LAS VEGAS - The largest national environmental groups are getting the most charitable dollars, a new report says, while in many cases, important conservation projects taken on by smaller groups in Nevada and across the nation are being overlooked.
People at the local level are often the ones most affected by their area's environment and climate challenges, according to the National Committee for Responsive Philanthropy (NCRP), although its research found they receive only 15 percent of the grant money given by foundations for environmental work.
Aaron Dorfman, NCRP executive director, says charitable funders need to change that.
"They've got the freedom to take risks and experiment. Foundations are supposed to be society's 'passing gear,' to really invest in those things that might not be attracting support otherwise. We just don't see that happening."

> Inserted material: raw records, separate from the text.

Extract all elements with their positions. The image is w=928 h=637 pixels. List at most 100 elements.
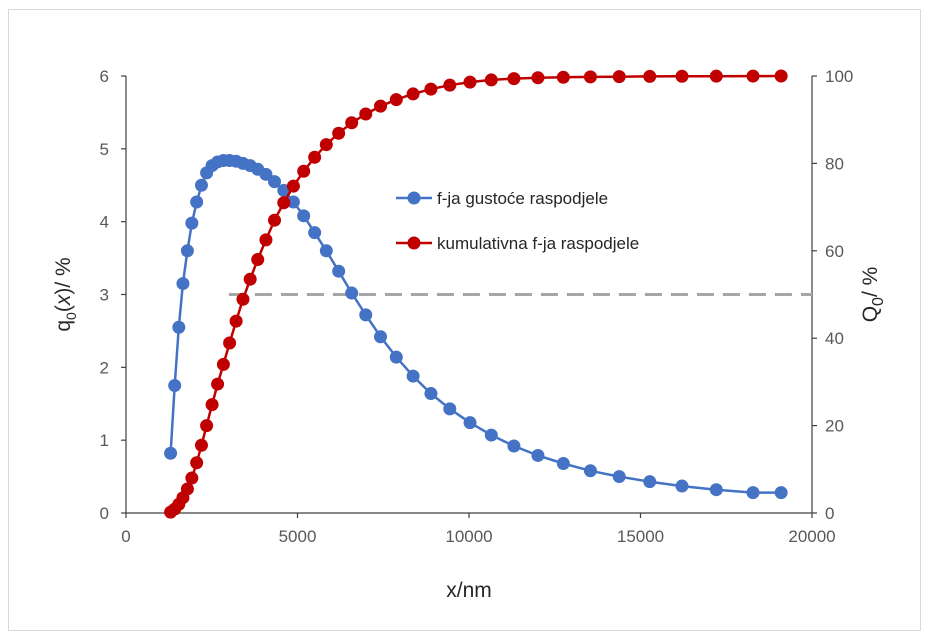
- series-line: [169, 159, 782, 494]
- data-point: [286, 195, 300, 209]
- data-point: [185, 471, 199, 485]
- data-point: [443, 78, 457, 92]
- data-point: [168, 379, 182, 393]
- y-right-tick-label: 100: [825, 67, 853, 86]
- y-left-axis-title: q0(x)/ %: [52, 257, 79, 331]
- y-left-title-var: x: [52, 293, 75, 306]
- data-point: [243, 272, 257, 286]
- y-left-tick-label: 0: [100, 504, 109, 523]
- legend-density-label: f-ja gustoće raspodjele: [437, 189, 608, 208]
- data-point: [675, 69, 689, 83]
- data-point: [308, 150, 322, 164]
- data-point: [205, 398, 219, 412]
- data-point: [308, 226, 322, 240]
- y-left-tick-label: 3: [100, 286, 109, 305]
- y-left-title-main: q: [52, 320, 75, 332]
- y-right-tick-label: 20: [825, 417, 844, 436]
- y-right-axis-title: Q0/ %: [859, 267, 887, 323]
- data-point: [180, 244, 194, 258]
- data-point: [507, 439, 521, 453]
- data-point: [612, 470, 626, 484]
- data-point: [612, 70, 626, 84]
- y-left-tick-label: 5: [100, 140, 109, 159]
- data-point: [176, 277, 190, 291]
- x-tick-label: 20000: [788, 527, 835, 546]
- data-point: [484, 73, 498, 87]
- data-point: [194, 178, 208, 192]
- data-point: [211, 377, 225, 391]
- data-point: [332, 126, 346, 140]
- data-point: [164, 446, 178, 460]
- data-point: [259, 167, 273, 181]
- data-point: [374, 99, 388, 113]
- data-point: [185, 216, 199, 230]
- data-point: [463, 75, 477, 89]
- data-point: [443, 402, 457, 416]
- data-point: [583, 464, 597, 478]
- data-point: [556, 70, 570, 84]
- data-point: [583, 70, 597, 84]
- data-point: [709, 483, 723, 497]
- data-point: [709, 69, 723, 83]
- data-point: [297, 209, 311, 223]
- y-left-tick-label: 6: [100, 67, 109, 86]
- legend-cumulative-marker: [407, 236, 421, 250]
- data-point: [236, 292, 250, 306]
- data-point: [268, 213, 282, 227]
- data-point: [345, 286, 359, 300]
- y-right-tick-label: 40: [825, 329, 844, 348]
- data-point: [406, 87, 420, 101]
- y-left-tick-label: 1: [100, 431, 109, 450]
- data-point: [332, 264, 346, 278]
- data-point: [319, 138, 333, 152]
- data-point: [463, 416, 477, 430]
- data-point: [389, 350, 403, 364]
- data-point: [268, 175, 282, 189]
- series-layer: [164, 69, 788, 519]
- data-point: [746, 486, 760, 500]
- x-axis-title: x/nm: [446, 579, 492, 602]
- y-left-tick-label: 4: [100, 213, 109, 232]
- data-point: [286, 179, 300, 193]
- y-left-title-end: )/ %: [52, 257, 75, 294]
- data-point: [345, 116, 359, 130]
- data-point: [200, 419, 214, 433]
- data-point: [359, 308, 373, 322]
- y-right-tick-labels: 0 20 40 60 80 100: [812, 67, 853, 523]
- data-point: [774, 486, 788, 500]
- data-point: [180, 482, 194, 496]
- data-point: [374, 330, 388, 344]
- x-tick-label: 0: [121, 527, 130, 546]
- data-point: [746, 69, 760, 83]
- y-left-title-mid: (: [52, 305, 75, 312]
- data-point: [643, 69, 657, 83]
- x-tick-label: 15000: [617, 527, 664, 546]
- data-point: [424, 82, 438, 96]
- data-point: [172, 320, 186, 334]
- series-cumulative: [164, 69, 788, 519]
- data-point: [406, 369, 420, 383]
- y-left-tick-labels: 0 1 2 3 4 5 6: [100, 67, 126, 523]
- data-point: [556, 456, 570, 470]
- legend-item-cumulative: kumulativna f-ja raspodjele: [396, 234, 639, 253]
- data-point: [643, 475, 657, 489]
- data-point: [216, 357, 230, 371]
- x-tick-labels: 0 5000 10000 15000 20000: [121, 513, 836, 546]
- data-point: [507, 72, 521, 86]
- data-point: [774, 69, 788, 83]
- x-tick-label: 5000: [279, 527, 317, 546]
- legend-cumulative-label: kumulativna f-ja raspodjele: [437, 234, 639, 253]
- y-left-title-sub: 0: [63, 312, 79, 320]
- data-point: [389, 93, 403, 107]
- series-density: [164, 153, 788, 500]
- data-point: [190, 456, 204, 470]
- data-point: [229, 314, 243, 328]
- y-right-title-sub: 0: [870, 297, 887, 306]
- legend-density-marker: [407, 191, 421, 205]
- y-right-tick-label: 80: [825, 154, 844, 173]
- data-point: [484, 428, 498, 442]
- data-point: [223, 336, 237, 350]
- y-right-title-main: Q: [859, 306, 882, 322]
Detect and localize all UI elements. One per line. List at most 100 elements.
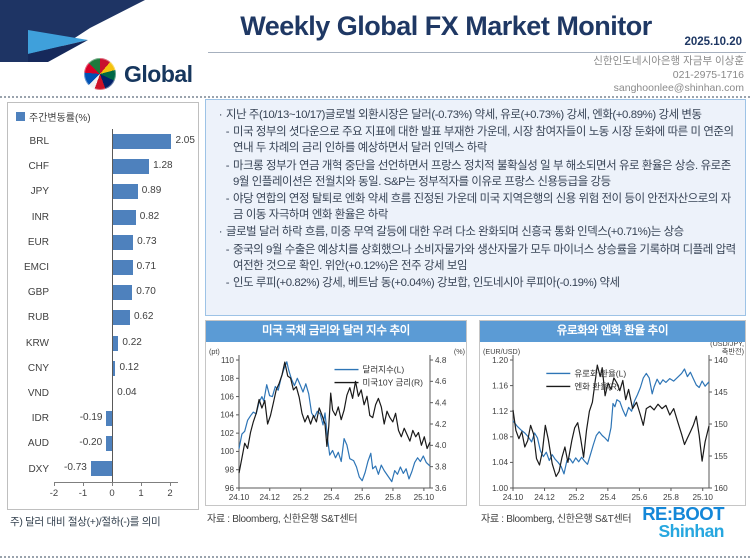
legend-entry-label: 달러지수(L) (363, 365, 405, 375)
legend-swatch-icon (16, 112, 25, 121)
bar (112, 285, 133, 301)
x-axis-tick (83, 481, 84, 486)
commentary-text: 인도 루피(+0.82%) 강세, 베트남 동(+0.04%) 강보합, 인도네… (233, 276, 620, 289)
bar (112, 209, 136, 225)
brand-logo: Global (84, 58, 193, 90)
commentary-line: - 중국의 9월 수출은 예상치를 상회했으나 소비자물가와 생산자물가 모두 마… (215, 242, 736, 274)
commentary-text: 글로벌 달러 하락 흐름, 미중 무역 갈등에 대한 우려 다소 완화되며 신흥… (226, 226, 684, 239)
svg-text:140: 140 (714, 356, 728, 365)
x-axis-tick-label: 2 (167, 487, 173, 499)
bar-category-label: EMCI (24, 262, 49, 274)
bar-row: EMCI 0.71 (10, 255, 196, 280)
bar-chart-plot: BRL 2.05 CHF 1.28 JPY 0.89 INR 0.82 EUR 0.73 EMCI 0… (10, 129, 196, 505)
bar (112, 234, 134, 250)
svg-text:150: 150 (714, 420, 728, 429)
commentary-text: 미국 정부의 셧다운으로 주요 지표에 대한 발표 부재한 가운데, 시장 참여… (233, 126, 734, 155)
bullet-marker: - (225, 192, 230, 205)
bar (112, 134, 172, 149)
contact-info: 신한인도네시아은행 자금부 이상훈 021-2975-1716 sanghoon… (593, 55, 744, 96)
bullet-marker: - (225, 243, 230, 256)
bar-row: VND 0.04 (10, 381, 196, 406)
svg-text:25.6: 25.6 (631, 493, 647, 502)
commentary-text: 중국의 9월 수출은 예상치를 상회했으나 소비자물가와 생산자물가 모두 마이… (233, 243, 736, 272)
svg-text:25.2: 25.2 (568, 493, 584, 502)
bar (106, 436, 112, 452)
commentary-text: 마크롱 정부가 연금 개혁 중단을 선언하면서 프랑스 정치적 불확실성 일 부… (233, 159, 731, 188)
bar-row: EUR 0.73 (10, 230, 196, 255)
svg-text:24.10: 24.10 (229, 493, 250, 502)
bar-value: 0.62 (133, 311, 154, 323)
svg-text:25.2: 25.2 (293, 493, 309, 502)
us-chart-title: 미국 국채 금리와 달러 지수 추이 (206, 321, 466, 342)
svg-text:25.10: 25.10 (414, 493, 435, 502)
x-axis-tick-label: 1 (138, 487, 144, 499)
bar-value: 0.71 (136, 260, 157, 272)
svg-text:25.6: 25.6 (354, 493, 370, 502)
x-axis-tick-label: -2 (49, 487, 59, 499)
svg-text:110: 110 (221, 356, 234, 365)
bar-category-label: IDR (31, 413, 49, 425)
bar-row: GBP 0.70 (10, 280, 196, 305)
bar-category-label: GBP (27, 287, 49, 299)
svg-text:24.12: 24.12 (260, 493, 281, 502)
svg-text:100: 100 (220, 447, 234, 456)
commentary-text: 지난 주(10/13~10/17)글로벌 외환시장은 달러(-0.73%) 약세… (226, 109, 702, 121)
report-date: 2025.10.20 (684, 36, 742, 48)
banner-cyan-shape (28, 30, 88, 54)
bullet-marker: - (225, 276, 230, 289)
page-bottom-separator (0, 556, 750, 558)
svg-text:3.8: 3.8 (435, 462, 447, 471)
bar (112, 159, 150, 175)
contact-team-line: 신한인도네시아은행 자금부 이상훈 (593, 55, 744, 67)
legend-label: 주간변동률(%) (29, 113, 91, 124)
bar-value: 1.28 (153, 160, 173, 172)
svg-text:(pt): (pt) (209, 347, 220, 356)
header-banner-graphic (0, 0, 145, 62)
commentary-line: - 미국 정부의 셧다운으로 주요 지표에 대한 발표 부재한 가운데, 시장 참… (215, 124, 736, 156)
svg-text:145: 145 (714, 388, 728, 397)
svg-text:4.4: 4.4 (435, 398, 447, 407)
bullet-marker: - (225, 159, 230, 172)
svg-text:1.12: 1.12 (492, 407, 508, 416)
commentary-line: · 지난 주(10/13~10/17)글로벌 외환시장은 달러(-0.73%) 약… (215, 107, 736, 123)
svg-text:(%): (%) (454, 347, 465, 356)
bullet-marker: - (225, 126, 230, 139)
svg-text:1.08: 1.08 (492, 433, 508, 442)
bar-chart-legend: 주간변동률(%) (16, 109, 91, 124)
svg-text:25.8: 25.8 (663, 493, 679, 502)
bar (112, 335, 119, 351)
contact-email-line: sanghoonlee@shinhan.com (613, 82, 744, 95)
bar-row: DXY -0.73 (10, 456, 196, 481)
bar-category-label: DXY (28, 463, 49, 475)
bar-category-label: KRW (25, 337, 49, 349)
commentary-box: · 지난 주(10/13~10/17)글로벌 외환시장은 달러(-0.73%) 약… (205, 99, 746, 316)
svg-text:1.16: 1.16 (492, 381, 508, 390)
svg-text:108: 108 (220, 374, 234, 383)
fx-chart-source: 자료 : Bloomberg, 신한은행 S&T센터 (481, 514, 632, 525)
commentary-line: - 마크롱 정부가 연금 개혁 중단을 선언하면서 프랑스 정치적 불확실성 일 … (215, 158, 736, 190)
x-axis-line (54, 481, 178, 483)
euro-yen-line-chart: 1.001.041.081.121.161.20 1401451501551602… (483, 342, 744, 502)
svg-text:(EUR/USD): (EUR/USD) (483, 347, 520, 356)
svg-text:25.4: 25.4 (600, 493, 616, 502)
bar-category-label: CHF (28, 161, 49, 173)
svg-text:25.10: 25.10 (692, 493, 713, 502)
bar (112, 310, 130, 326)
svg-text:24.10: 24.10 (503, 493, 524, 502)
us-chart-source: 자료 : Bloomberg, 신한은행 S&T센터 (207, 514, 358, 525)
brand-name: Global (124, 60, 193, 87)
globe-icon (84, 58, 116, 90)
bar-value: 0.73 (137, 235, 157, 247)
page-title: Weekly Global FX Market Monitor (240, 11, 652, 41)
svg-text:102: 102 (220, 429, 234, 438)
series-line (512, 364, 710, 478)
bar (106, 411, 112, 427)
bar-value: -0.73 (64, 462, 87, 474)
commentary-text: 야당 연합의 연정 탈퇴로 엔화 약세 흐름 진정된 가운데 미국 지역은행의 … (233, 192, 731, 222)
bar-category-label: BRL (29, 136, 49, 148)
svg-text:(USD/JPY,: (USD/JPY, (710, 342, 744, 348)
shinhan-text: Shinhan (658, 521, 724, 542)
bar (112, 360, 116, 376)
svg-text:96: 96 (225, 484, 235, 493)
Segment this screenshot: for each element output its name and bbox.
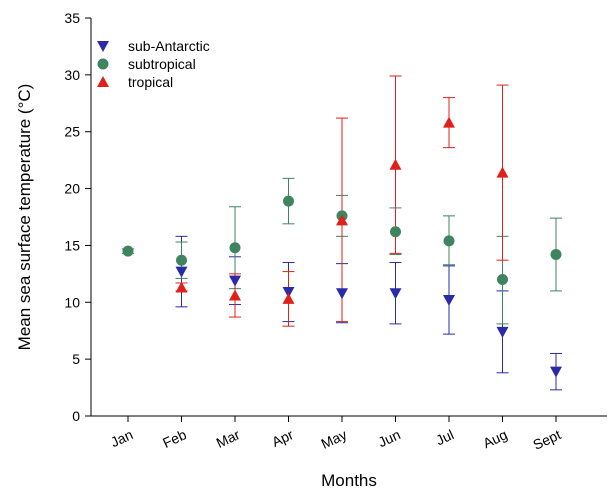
legend-label: sub-Antarctic bbox=[128, 38, 210, 54]
legend-marker bbox=[97, 76, 109, 87]
subtropical-point bbox=[283, 195, 294, 207]
sub-antarctic-point bbox=[550, 366, 562, 378]
sub-antarctic-point bbox=[175, 266, 188, 278]
tropical-point bbox=[389, 158, 402, 170]
subtropical-point bbox=[550, 249, 562, 261]
subtropical-point bbox=[229, 242, 241, 254]
y-tick-label: 15 bbox=[64, 237, 80, 253]
x-tick-label: Jan bbox=[108, 426, 135, 450]
legend-marker bbox=[97, 58, 109, 70]
y-tick-label: 0 bbox=[72, 408, 80, 424]
x-tick-label: Mar bbox=[214, 426, 243, 451]
legend: sub-Antarctic subtropical tropical bbox=[97, 38, 210, 90]
y-ticks: 0 5 10 15 20 25 30 35 bbox=[64, 10, 91, 424]
x-tick-label: May bbox=[319, 426, 350, 452]
sub-antarctic-point bbox=[443, 295, 455, 307]
sub-antarctic-point bbox=[496, 326, 509, 338]
legend-label: tropical bbox=[128, 74, 173, 90]
subtropical-point bbox=[497, 274, 508, 286]
sub-antarctic-point bbox=[229, 275, 241, 287]
y-tick-label: 35 bbox=[64, 10, 80, 26]
subtropical-point bbox=[443, 235, 455, 247]
sub-antarctic-point bbox=[336, 288, 348, 300]
tropical-point bbox=[282, 292, 295, 304]
x-tick-label: Aug bbox=[480, 426, 509, 451]
sub-antarctic-point bbox=[282, 287, 295, 299]
y-tick-label: 10 bbox=[64, 294, 80, 310]
x-tick-label: Apr bbox=[269, 426, 296, 450]
tropical-point bbox=[229, 289, 241, 301]
subtropical-point bbox=[122, 245, 134, 257]
tropical-point bbox=[496, 166, 509, 178]
subtropical-point bbox=[390, 226, 401, 238]
error-bars-layer bbox=[122, 75, 562, 391]
tropical-point bbox=[336, 214, 348, 226]
subtropical-point bbox=[176, 254, 187, 266]
y-axis-title: Mean sea surface temperature (°C) bbox=[15, 84, 34, 351]
legend-marker bbox=[97, 41, 109, 52]
x-tick-label: Sept bbox=[530, 426, 563, 453]
x-ticks: Jan Feb Mar Apr May Jun Jul Aug Sept bbox=[108, 416, 563, 453]
x-tick-label: Jul bbox=[433, 426, 456, 448]
y-tick-label: 20 bbox=[64, 181, 80, 197]
tropical-point bbox=[175, 281, 188, 293]
markers-layer bbox=[122, 116, 562, 378]
axes bbox=[90, 18, 607, 417]
x-tick-label: Feb bbox=[160, 426, 189, 451]
y-tick-label: 30 bbox=[64, 67, 80, 83]
legend-label: subtropical bbox=[128, 56, 196, 72]
y-tick-label: 5 bbox=[72, 351, 80, 367]
x-tick-label: Jun bbox=[376, 426, 403, 450]
tropical-point bbox=[443, 116, 455, 128]
sub-antarctic-point bbox=[389, 288, 402, 300]
x-axis-title: Months bbox=[321, 471, 377, 490]
y-tick-label: 25 bbox=[64, 124, 80, 140]
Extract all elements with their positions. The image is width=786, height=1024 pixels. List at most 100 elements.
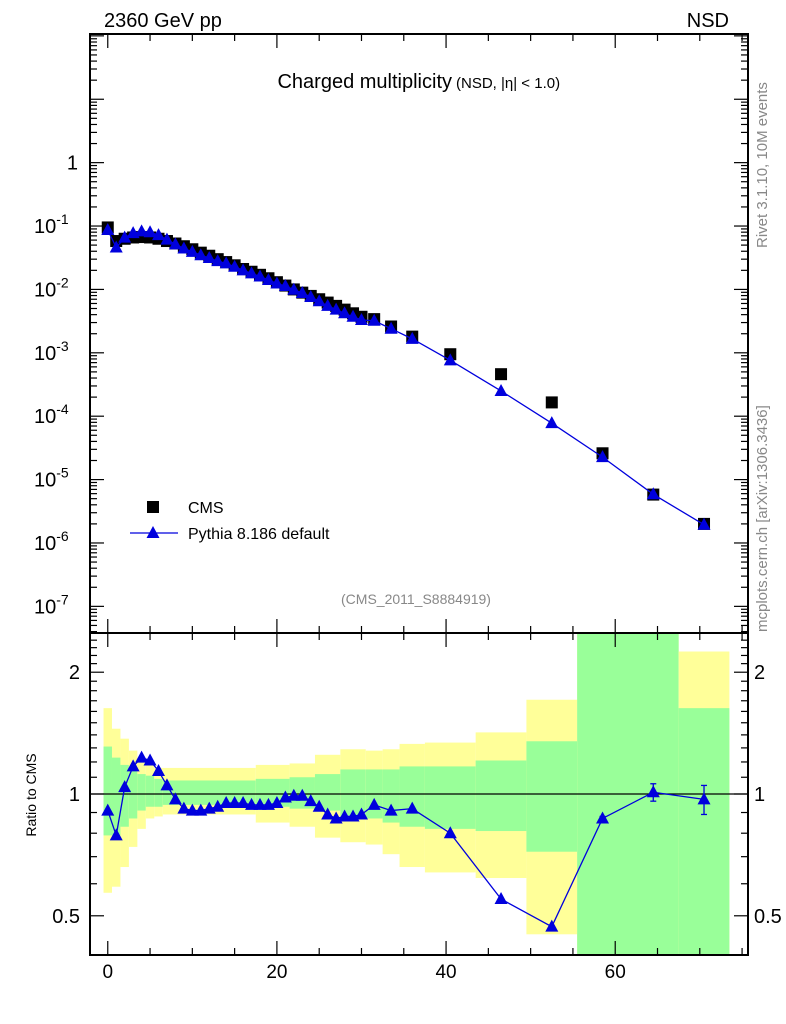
x-tick-label: 60: [605, 962, 626, 983]
legend: CMS Pythia 8.186 default: [130, 500, 330, 543]
ratio-y-tick-label-right: 0.5: [754, 906, 782, 928]
pythia-point: [367, 313, 381, 326]
ratio-point: [354, 807, 368, 820]
y-tick-exponent: -1: [56, 211, 69, 227]
pythia-line: [107, 229, 705, 526]
pythia-point: [135, 224, 149, 237]
main-panel: 1 10-1 10-2 10-3 10-4 10-5 10-6 10-7: [34, 33, 749, 634]
pythia-point: [405, 331, 419, 344]
band-inner: [399, 766, 425, 827]
ratio-point: [384, 803, 398, 816]
pythia-point: [253, 269, 267, 282]
pythia-point: [338, 306, 352, 319]
pythia-point: [177, 241, 191, 254]
pythia-point: [384, 321, 398, 334]
ratio-point: [287, 788, 301, 801]
pythia-point: [354, 312, 368, 325]
ratio-point: [109, 828, 123, 841]
ratio-point: [168, 792, 182, 805]
y-tick-label: 10-4: [34, 401, 69, 428]
ratio-point: [321, 807, 335, 820]
pythia-point: [101, 223, 115, 236]
ratio-point: [596, 811, 610, 824]
y-tick-exponent: -4: [56, 401, 69, 417]
ratio-point: [211, 799, 225, 812]
y-tick-exponent: -2: [56, 274, 69, 290]
ratio-y-tick-label-right: 1: [754, 784, 765, 806]
pythia-point: [545, 416, 559, 429]
band-inner: [145, 775, 155, 807]
legend-cms-label: CMS: [188, 500, 224, 517]
ratio-point: [494, 892, 508, 905]
band-inner: [103, 746, 112, 836]
y-tick-label: 10-5: [34, 465, 69, 492]
ratio-point: [443, 826, 457, 839]
chart-title: Charged multiplicity: [277, 71, 452, 93]
y-tick-label: 10-3: [34, 338, 69, 365]
pythia-point: [494, 383, 508, 396]
pythia-point: [321, 298, 335, 311]
pythia-point: [168, 237, 182, 250]
legend-pythia-label: Pythia 8.186 default: [188, 526, 330, 543]
pythia-point: [329, 302, 343, 315]
pythia-point: [596, 450, 610, 463]
ratio-point: [304, 794, 318, 807]
ratio-point: [228, 796, 242, 809]
band-inner: [111, 757, 121, 836]
header-left: 2360 GeV pp: [104, 10, 222, 32]
cms-point: [495, 368, 508, 381]
ratio-point: [177, 801, 191, 814]
ratio-point: [219, 796, 233, 809]
pythia-point: [304, 289, 318, 302]
pythia-point: [236, 263, 250, 276]
pythia-point: [228, 259, 242, 272]
pythia-point: [219, 256, 233, 269]
pythia-point: [185, 244, 199, 257]
pythia-point: [245, 266, 259, 279]
pythia-point: [143, 225, 157, 238]
x-tick-label: 20: [266, 962, 287, 983]
cms-point: [545, 396, 558, 409]
uncertainty-bands: [103, 633, 730, 955]
y-tick-label: 10-2: [34, 274, 69, 301]
pythia-point: [211, 254, 225, 267]
pythia-point: [346, 309, 360, 322]
band-inner: [577, 633, 679, 955]
main-frame: [89, 33, 749, 634]
band-inner: [475, 760, 527, 832]
ratio-point: [245, 797, 259, 810]
ratio-point: [135, 750, 149, 763]
band-inner: [424, 766, 476, 829]
pythia-point: [194, 248, 208, 261]
pythia-point: [270, 276, 284, 289]
legend-cms-marker: [147, 501, 159, 513]
ratio-y-tick-label: 0.5: [52, 906, 80, 928]
header-right: NSD: [687, 10, 729, 32]
ratio-point: [312, 799, 326, 812]
y-tick-exponent: -7: [56, 591, 69, 607]
ratio-point: [152, 763, 166, 776]
ratio-point: [118, 780, 132, 793]
ratio-point: [405, 801, 419, 814]
side-text-mcplots: mcplots.cern.ch [arXiv:1306.3436]: [754, 405, 771, 632]
x-tick-label: 0: [102, 962, 113, 983]
pythia-point: [261, 272, 275, 285]
pythia-point: [697, 517, 711, 530]
pythia-point: [295, 285, 309, 298]
band-inner: [137, 774, 146, 811]
ratio-point: [185, 803, 199, 816]
band-inner: [526, 741, 578, 852]
y-tick-label: 10-1: [34, 211, 69, 238]
y-tick-label: 10-6: [34, 528, 69, 555]
ratio-point: [367, 797, 381, 810]
pythia-point: [118, 230, 132, 243]
ratio-y-tick-label-right: 2: [754, 662, 765, 684]
ratio-point: [545, 919, 559, 932]
pythia-point: [109, 240, 123, 253]
ratio-point: [253, 797, 267, 810]
ratio-point: [101, 803, 115, 816]
side-text-rivet: Rivet 3.1.10, 10M events: [754, 82, 771, 248]
ratio-point: [143, 753, 157, 766]
ratio-y-tick-label: 2: [69, 662, 80, 684]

Bob Fulkerson, executive director of the Progressive Leadership Alliance of Nevada, says the three-decade fight by locals to prevent the federal government from turning Yucca Mountain into a nuclear-waste dump is a prime example of the power local grass-roots groups can muster to protect the environment.
"When the federal government first wanted to put nuclear waste here, it was local citizens and it was Native Americans who were working together to fight that dump. And so far we've held them off, and the delay is victory."
In recent years, Fulkerson says, small grass-roots groups played a major role in blocking the massive water pipeline project conservationists fear could dry up rural Nevada's water supply.
Half of all environmental grants are awarded to large national organizations with budgets of $5 million or more, the report says. It suggests that at least 25 percent of a foundation's grant dollars should go to grassroots organizing and advocacy.
The report, "Cultivating the Grassroots: A Winning Approach for Environment and Climate Funders," is online at ncrp.org.